It was a confusing statement, the severity of which the interviewer did not even seem to notice. Supermarket billionaire John Catsimatidis, owner of the New York radio station WABC, spoke last Friday with the president of the United States, Donald Trump, but the audio did not capture the attention of social networks until this Sunday. Trump said this: “They have a big plant or a big facility that the ships leave from. Two nights ago we took it out.”
The Republican was talking about Venezuela. And if he said what he seemed to want to say, he was confirming an attack, the first, after months of threatening that he would do so; with which the offensive against the Government of Nicolás Maduro would escalate. Neither the US nor those in Caracas authorities have given more details of the military operation, launched on Christmas Eve.
This Monday, Trump himself explained about this operation at the beginning of a meeting with Israeli Prime Minister Benjamin Netanyahu, which was “quick.” “There was a big explosion in the dock area where the boats are loaded with drugs. We already went for those boats, and now we have attacked the area, so that area of operations no longer exists,” he added.
When asked if the United States Army was behind the operation, Trump did not answer if it had been carried out by the Army, which this Monday attacked a new alleged drug boat and murdered two crew members in the Pacific without prior trial, or another American organization such as the CIA. “I don’t want to say that,” he said. “I know exactly who did it, but I don’t want to say it. But you know, it was along the coast,” he added.
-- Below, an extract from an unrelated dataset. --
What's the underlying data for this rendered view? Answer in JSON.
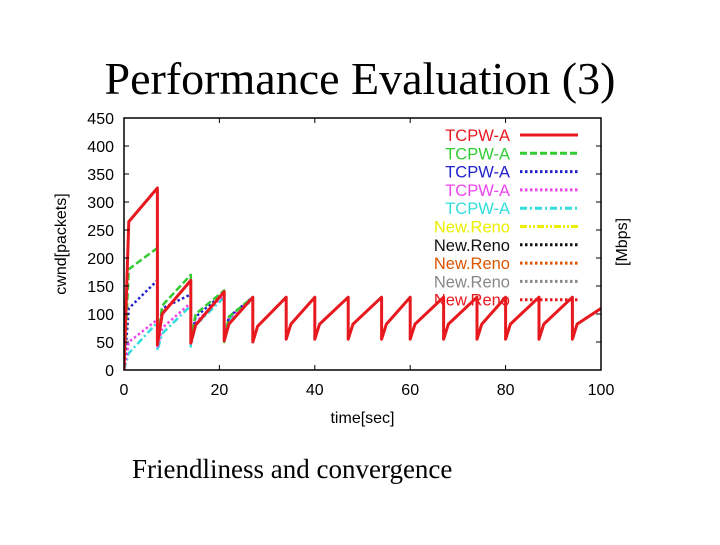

CNN published hours later that it was the work of the CIA and that the attack against an installation of the Tren de Aragua criminal gang was with drones and that no one was killed.
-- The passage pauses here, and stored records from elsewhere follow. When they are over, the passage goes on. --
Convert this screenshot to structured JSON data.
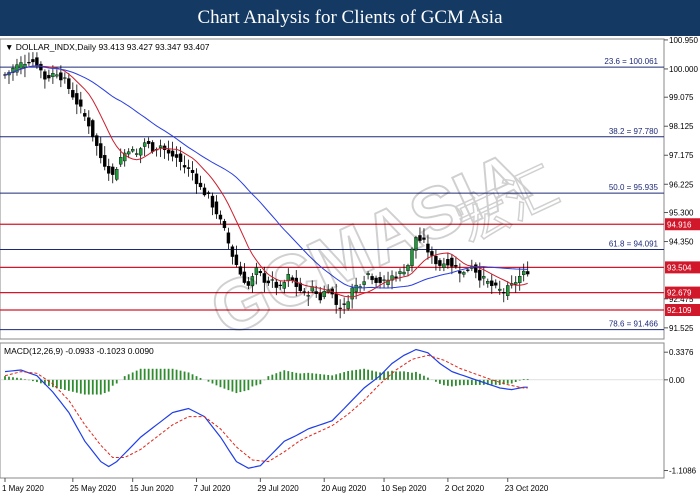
{
  "banner": {
    "title": "Chart Analysis for Clients of GCM Asia"
  },
  "watermark": {
    "text": "GCMASIA",
    "chinese": "宏汇"
  },
  "chart_data": {
    "type": "candlestick",
    "symbol_info": "DOLLAR_INDX,Daily  93.413 93.427 93.347 93.407",
    "price_axis": {
      "range": [
        91.16,
        100.98
      ],
      "ticks": [
        100.95,
        100.0,
        99.075,
        98.125,
        97.175,
        96.225,
        95.3,
        94.35,
        92.475,
        91.525
      ]
    },
    "fibonacci": [
      {
        "label": "23.6 = 100.061",
        "value": 100.061
      },
      {
        "label": "38.2 = 97.780",
        "value": 97.78
      },
      {
        "label": "50.0 = 95.935",
        "value": 95.935
      },
      {
        "label": "61.8 = 94.091",
        "value": 94.091
      },
      {
        "label": "78.6 = 91.466",
        "value": 91.466
      }
    ],
    "levels": [
      {
        "label": "94.916",
        "value": 94.916
      },
      {
        "label": "93.504",
        "value": 93.504
      },
      {
        "label": "92.679",
        "value": 92.679
      },
      {
        "label": "92.109",
        "value": 92.109
      }
    ],
    "date_ticks": [
      {
        "label": "1 May 2020",
        "index": 0
      },
      {
        "label": "25 May 2020",
        "index": 17
      },
      {
        "label": "15 Jun 2020",
        "index": 32
      },
      {
        "label": "7 Jul 2020",
        "index": 48
      },
      {
        "label": "29 Jul 2020",
        "index": 64
      },
      {
        "label": "20 Aug 2020",
        "index": 80
      },
      {
        "label": "10 Sep 2020",
        "index": 95
      },
      {
        "label": "2 Oct 2020",
        "index": 111
      },
      {
        "label": "23 Oct 2020",
        "index": 126
      }
    ],
    "close_anchors": [
      [
        0,
        99.8
      ],
      [
        3,
        100.1
      ],
      [
        6,
        100.3
      ],
      [
        8,
        100.2
      ],
      [
        10,
        99.7
      ],
      [
        13,
        99.9
      ],
      [
        15,
        99.6
      ],
      [
        18,
        98.9
      ],
      [
        21,
        98.2
      ],
      [
        24,
        97.1
      ],
      [
        27,
        96.5
      ],
      [
        29,
        97.1
      ],
      [
        31,
        97.4
      ],
      [
        33,
        97.2
      ],
      [
        35,
        97.6
      ],
      [
        37,
        97.4
      ],
      [
        39,
        97.5
      ],
      [
        41,
        97.2
      ],
      [
        43,
        97.1
      ],
      [
        45,
        96.8
      ],
      [
        47,
        96.6
      ],
      [
        49,
        96.1
      ],
      [
        51,
        95.8
      ],
      [
        53,
        95.3
      ],
      [
        55,
        94.7
      ],
      [
        57,
        93.9
      ],
      [
        59,
        93.3
      ],
      [
        61,
        92.9
      ],
      [
        63,
        93.4
      ],
      [
        65,
        93.1
      ],
      [
        67,
        93.0
      ],
      [
        69,
        92.8
      ],
      [
        71,
        93.2
      ],
      [
        73,
        92.9
      ],
      [
        75,
        92.6
      ],
      [
        77,
        92.8
      ],
      [
        79,
        92.5
      ],
      [
        81,
        92.9
      ],
      [
        83,
        92.3
      ],
      [
        85,
        92.2
      ],
      [
        87,
        92.8
      ],
      [
        89,
        93.0
      ],
      [
        91,
        93.3
      ],
      [
        93,
        93.1
      ],
      [
        95,
        93.0
      ],
      [
        97,
        93.2
      ],
      [
        99,
        93.3
      ],
      [
        101,
        93.6
      ],
      [
        103,
        94.5
      ],
      [
        105,
        94.3
      ],
      [
        107,
        93.8
      ],
      [
        109,
        93.6
      ],
      [
        111,
        93.7
      ],
      [
        113,
        93.5
      ],
      [
        115,
        93.3
      ],
      [
        117,
        93.6
      ],
      [
        119,
        93.2
      ],
      [
        121,
        93.0
      ],
      [
        123,
        92.8
      ],
      [
        125,
        92.7
      ],
      [
        127,
        92.9
      ],
      [
        129,
        93.2
      ],
      [
        131,
        93.4
      ]
    ],
    "macd": {
      "label": "MACD(12,26,9) -0.0933 -0.1023 0.0090",
      "range": [
        -1.2,
        0.45
      ],
      "ticks": [
        0.3376,
        0.0,
        -1.1086
      ],
      "main_anchors": [
        [
          0,
          0.1
        ],
        [
          4,
          0.12
        ],
        [
          8,
          0.05
        ],
        [
          12,
          -0.15
        ],
        [
          16,
          -0.4
        ],
        [
          20,
          -0.75
        ],
        [
          24,
          -1.0
        ],
        [
          26,
          -1.06
        ],
        [
          28,
          -1.0
        ],
        [
          31,
          -0.85
        ],
        [
          34,
          -0.7
        ],
        [
          38,
          -0.55
        ],
        [
          42,
          -0.4
        ],
        [
          46,
          -0.35
        ],
        [
          50,
          -0.45
        ],
        [
          54,
          -0.7
        ],
        [
          58,
          -1.0
        ],
        [
          61,
          -1.08
        ],
        [
          64,
          -1.05
        ],
        [
          67,
          -0.9
        ],
        [
          70,
          -0.75
        ],
        [
          73,
          -0.68
        ],
        [
          76,
          -0.6
        ],
        [
          79,
          -0.55
        ],
        [
          82,
          -0.5
        ],
        [
          86,
          -0.3
        ],
        [
          90,
          -0.1
        ],
        [
          94,
          0.05
        ],
        [
          97,
          0.2
        ],
        [
          100,
          0.3
        ],
        [
          103,
          0.37
        ],
        [
          106,
          0.33
        ],
        [
          109,
          0.2
        ],
        [
          112,
          0.1
        ],
        [
          115,
          0.05
        ],
        [
          118,
          0.0
        ],
        [
          121,
          -0.05
        ],
        [
          124,
          -0.1
        ],
        [
          127,
          -0.12
        ],
        [
          130,
          -0.09
        ]
      ],
      "signal_anchors": [
        [
          0,
          0.05
        ],
        [
          4,
          0.1
        ],
        [
          8,
          0.08
        ],
        [
          12,
          -0.05
        ],
        [
          16,
          -0.25
        ],
        [
          20,
          -0.55
        ],
        [
          24,
          -0.8
        ],
        [
          27,
          -0.95
        ],
        [
          30,
          -0.95
        ],
        [
          34,
          -0.85
        ],
        [
          38,
          -0.7
        ],
        [
          42,
          -0.55
        ],
        [
          46,
          -0.45
        ],
        [
          50,
          -0.45
        ],
        [
          54,
          -0.6
        ],
        [
          58,
          -0.82
        ],
        [
          62,
          -0.98
        ],
        [
          66,
          -1.0
        ],
        [
          70,
          -0.88
        ],
        [
          74,
          -0.74
        ],
        [
          78,
          -0.65
        ],
        [
          82,
          -0.56
        ],
        [
          86,
          -0.42
        ],
        [
          90,
          -0.25
        ],
        [
          94,
          -0.05
        ],
        [
          98,
          0.12
        ],
        [
          102,
          0.25
        ],
        [
          106,
          0.3
        ],
        [
          110,
          0.24
        ],
        [
          114,
          0.14
        ],
        [
          118,
          0.07
        ],
        [
          122,
          0.0
        ],
        [
          126,
          -0.06
        ],
        [
          130,
          -0.1
        ]
      ]
    }
  }
}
In the radio interview last Friday, Catsimatidis asked Trump about the military campaign that the United States calls , which since last September has taken the form of attacks against alleged drug boats that have already resulted in more than a hundred extrajudicial murders of their crew members. Then came the interceptions of oil tankers, two, to date, entering or leaving Venezuela. If the attack on that “large facility” was confirmed, the third phase would have begun on the ground.
Trump did not give the exact location of the plant. Because it was not there, it was not entirely clear that the attack was directed against Venezuela. US authorities have declined to share details about this, including the location of the target, how the operation was developed, or the role of the destroyed plant in drug trafficking from Venezuela, a country that has a residual participation in the trafficking of cocaine that reaches the United States, and that does not send fentanyl, a powerful opioid responsible for the largest crisis of overdose deaths in the history of the North American country. The illegal production of this substance corresponds to Mexico and China.
Several senior US officials have supported Trump’s statements and confirmed The New York Times that the plant attacked was a drug trafficking facility, although they did not share more information. Both the CIA and the White House declined to comment on the matter.
It is striking in this nebulous matter that Caracas has not reported the attack, or that more information on the ground has emerged.
Washington’s military operations against Venezuela, which the Pentagon has supported with an unprecedented naval deployment in the Caribbean, seek (no one tries to hide it anymore) to exert pressure on Maduro to force a regime change.
The United States has also shown interest in the South American country’s oil in recent weeks. On December 10, its army intercepted a cargo ship sanctioned by the Department of Commerce, the Skipperwhich was sailing with 1.9 million barrels of crude oil. Trump assured last week that the intention was to keep that burden.
The threats to move to a “second phase” with ground attacks (third, if you count the oil tankers, in addition to the alleged drug boats) began months ago. Trump has acknowledged to the press several times that he had already granted permission to plan covert actions in Venezuela. At this time, it has been unclear what form these might take. Added to these unknowns is whether the new phase of harassment of Chavismo began on Christmas Eve with the attack on a facility in a location yet to be determined.